夜シマフクロウが車とぶつからないようにするための旗。旗には「みんなのみち」と書いてある。  途中の休憩所にて。

 ルートは根室に来るとき通った国道44号を戻るという単調なもの。工事は相変わらず多く,路側帯のほとんどないところを100q近いスピードでかっ飛ばされるのは非常に不快だ。自転車がいるのは見えるんだろうから,せめてすれ違うときくらいはスピード落としてくれても良いのにと思うのはチャリダーのわがままだろうか?

 そういう人たちは,きっと「歩道もないところを走っている自転車が悪い」,「遊びに来ているやつにそんなこと言われたくないよ,こっちは仕事しているんだぞ」,「自転車で旅なんかしている方がおかしいんじゃないの?」とか思っているんだろうなあ。もしくは自転車なんて気にも留めていないかのどちらかだろう。ドライバー全てがそういう人でないのはわかっているが,自転車で旅をしていると「車だったら楽だろうなあ」と思うよりも「車なんて絶対乗るもんか!」と感じることの方が多い。車を全否定する気は全くない(生活するために必要な人もたくさんいるのは僕だってわかる)けど,自転車旅行をしていると「車第一主義の国」をいやというほど実感するのはつらい。

 さて,そんなことを考えながら走っていると11時に厚床到着。昼食をとって更に先へ。残りはあと3分の2。同じような道を走るのは正直楽しくないが,そんな気分も快晴の中走ればどこへやら,爽快に進む。

 途中厚岸の水鳥観察センターで小休憩をし,道の駅に着いたのは16時。ここは道の駅内の物産展で買ったカキなどを,その場で焼いて食べることもできる。ちょっと休んだあとは近くのポスフールに移動し,夕食のおかずを買う。今日は豪華に牡蠣,ホタテ,カルビ。あと忘れてはならないのがビールね。そう,今まで触れていなかったけれど,ここ北海道には沖縄のオリオンビールのような存在(?)の「サッポロクラシック」がある。麦芽100%の北海道限定ビール。値段は普通のビールと同じだが,味は間違いなく最高!こっちに来て僕らが飲むビールは全てそのクラシックだ。

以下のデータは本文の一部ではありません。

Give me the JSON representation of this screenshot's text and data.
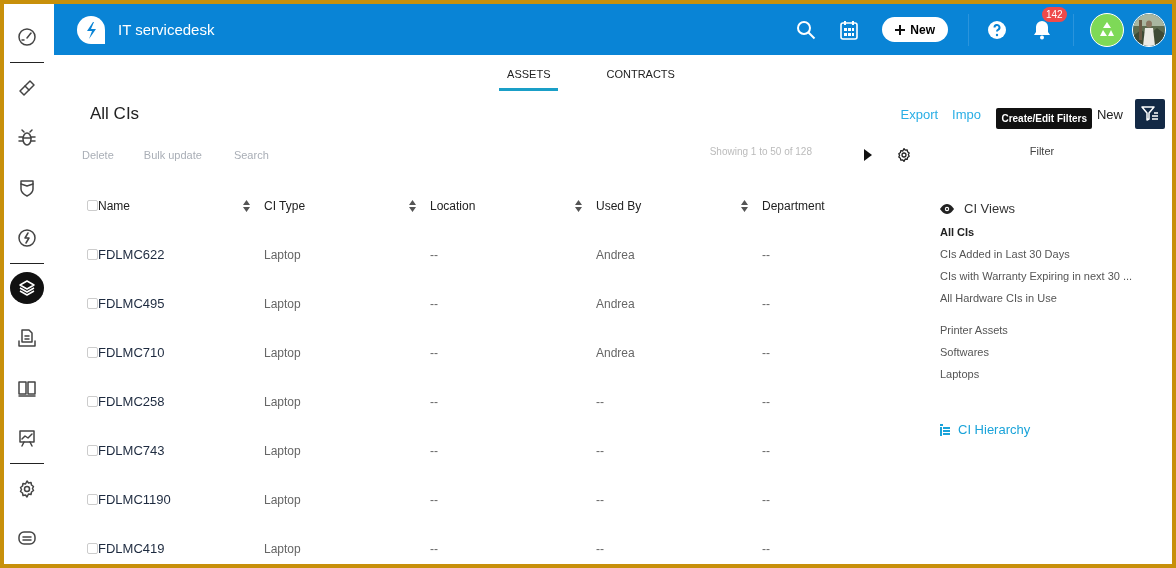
{
  "sidebar": {
    "items": [
      {
        "selected": false
      },
      {
        "selected": false
      },
      {
        "selected": false
      },
      {
        "selected": false
      },
      {
        "selected": false
      },
      {
        "selected": true
      },
      {
        "selected": false
      },
      {
        "selected": false
      },
      {
        "selected": false
      },
      {
        "selected": false
      },
      {
        "selected": false
      }
    ]
  },
  "topbar": {
    "title": "IT servicedesk",
    "new_button": "New",
    "notification_count": "142"
  },
  "tabs": [
    {
      "label": "ASSETS",
      "selected": true
    },
    {
      "label": "CONTRACTS",
      "selected": false
    }
  ],
  "page": {
    "title": "All CIs",
    "actions": [
      "Export",
      "Impo",
      "New"
    ],
    "tooltip": "Create/Edit Filters"
  },
  "toolbar": {
    "buttons": [
      {
        "label": "Delete",
        "disabled": true
      },
      {
        "label": "Bulk update",
        "disabled": true
      }
    ],
    "search": {
      "placeholder": "Search"
    },
    "pagination": "Showing 1 to 50 of 128"
  },
  "table": {
    "all_checked": false,
    "columns": [
      {
        "label": "Name",
        "sortable": true
      },
      {
        "label": "CI Type",
        "sortable": true
      },
      {
        "label": "Location",
        "sortable": true
      },
      {
        "label": "Used By",
        "sortable": true
      },
      {
        "label": "Department",
        "sortable": false
      }
    ],
    "rows": [
      {
        "checked": false,
        "cells": [
          "FDLMC622",
          "Laptop",
          "--",
          "Andrea",
          "--"
        ]
      },
      {
        "checked": false,
        "cells": [
          "FDLMC495",
          "Laptop",
          "--",
          "Andrea",
          "--"
        ]
      },
      {
        "checked": false,
        "cells": [
          "FDLMC710",
          "Laptop",
          "--",
          "Andrea",
          "--"
        ]
      },
      {
        "checked": false,
        "cells": [
          "FDLMC258",
          "Laptop",
          "--",
          "--",
          "--"
        ]
      },
      {
        "checked": false,
        "cells": [
          "FDLMC743",
          "Laptop",
          "--",
          "--",
          "--"
        ]
      },
      {
        "checked": false,
        "cells": [
          "FDLMC1190",
          "Laptop",
          "--",
          "--",
          "--"
        ]
      },
      {
        "checked": false,
        "cells": [
          "FDLMC419",
          "Laptop",
          "--",
          "--",
          "--"
        ]
      }
    ]
  },
  "side_panel": {
    "filter": "Filter",
    "views_title": "CI Views",
    "groups": [
      {
        "items": [
          {
            "label": "All CIs",
            "selected": true
          },
          {
            "label": "CIs Added in Last 30 Days",
            "selected": false
          },
          {
            "label": "CIs with Warranty Expiring in next 30 ...",
            "selected": false
          },
          {
            "label": "All Hardware CIs in Use",
            "selected": false
          }
        ]
      },
      {
        "items": [
          {
            "label": "Printer Assets",
            "selected": false
          },
          {
            "label": "Softwares",
            "selected": false
          },
          {
            "label": "Laptops",
            "selected": false
          }
        ]
      }
    ],
    "hierarchy": "CI Hierarchy"
  }
}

 厚岸の中心地からキャンプ場までは約5q。この町は「市」といっても良いくらいの規模で,なかなか大きい。

牧草地。 これがそのクラシック。こっちでも売り出したら絶対買うのに。

 キャンプ場に近づき,ふと横の山を見ると30メートルくらいの距離にエゾシカが2頭。そう,この町はシカが多いのだ。道の駅でも見かけたし。そうこうしているうちに到着。「筑紫恋キャンプ場」は210円で,コインランドリーとバンガローを併設している。先客は郡山から来たライダーさん。今日は帯広から釧路湿原を回ってきたらしく,これから行く予定の釧路湿原について色々と話を聞く。ただ,その中には「釧路湿原で事故ってくしゃくしゃになっている自転車を見たよ。」という悲しい話もあり,気を引き締める。事故だけはしないようにしないと。

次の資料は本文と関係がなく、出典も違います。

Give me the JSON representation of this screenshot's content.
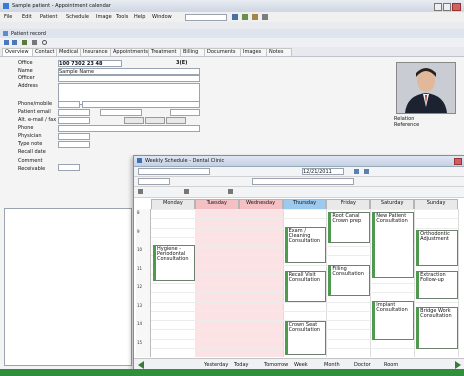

 そんな話をしていると日も落ち,辺りが闇に包まれた。すると,サイト内にお客さんが。それはエゾシカの群,その数10頭。テントのすぐ近くにまで現れて,ちょっとびっくり。でも,旅人には嬉しいお客さんだけど,地元の人にとっては厄介なだけかもね。シカによる食害,この辺りは結構ひどいのかもなぁ。

 さて,今夜のおかずはさっき買った牡蠣,ホタテ,カルビだ。そんなに食べられるの?と思うだろうが,そこはお腹をすかせたチャリダーにお任せを。牡蠣は生と網焼き,ホタテはバター焼き,カルビは味つきなのでそのまま焼く。どれも美味しい!(姫は「贅沢だけど,食べ慣れているカルビが一番美味しい」と言っていたが・・・。)久しぶりに走った疲れとぜいたくな食事,最高のビールに酔いしれて眠りに就いた。今日の走行距離は81q。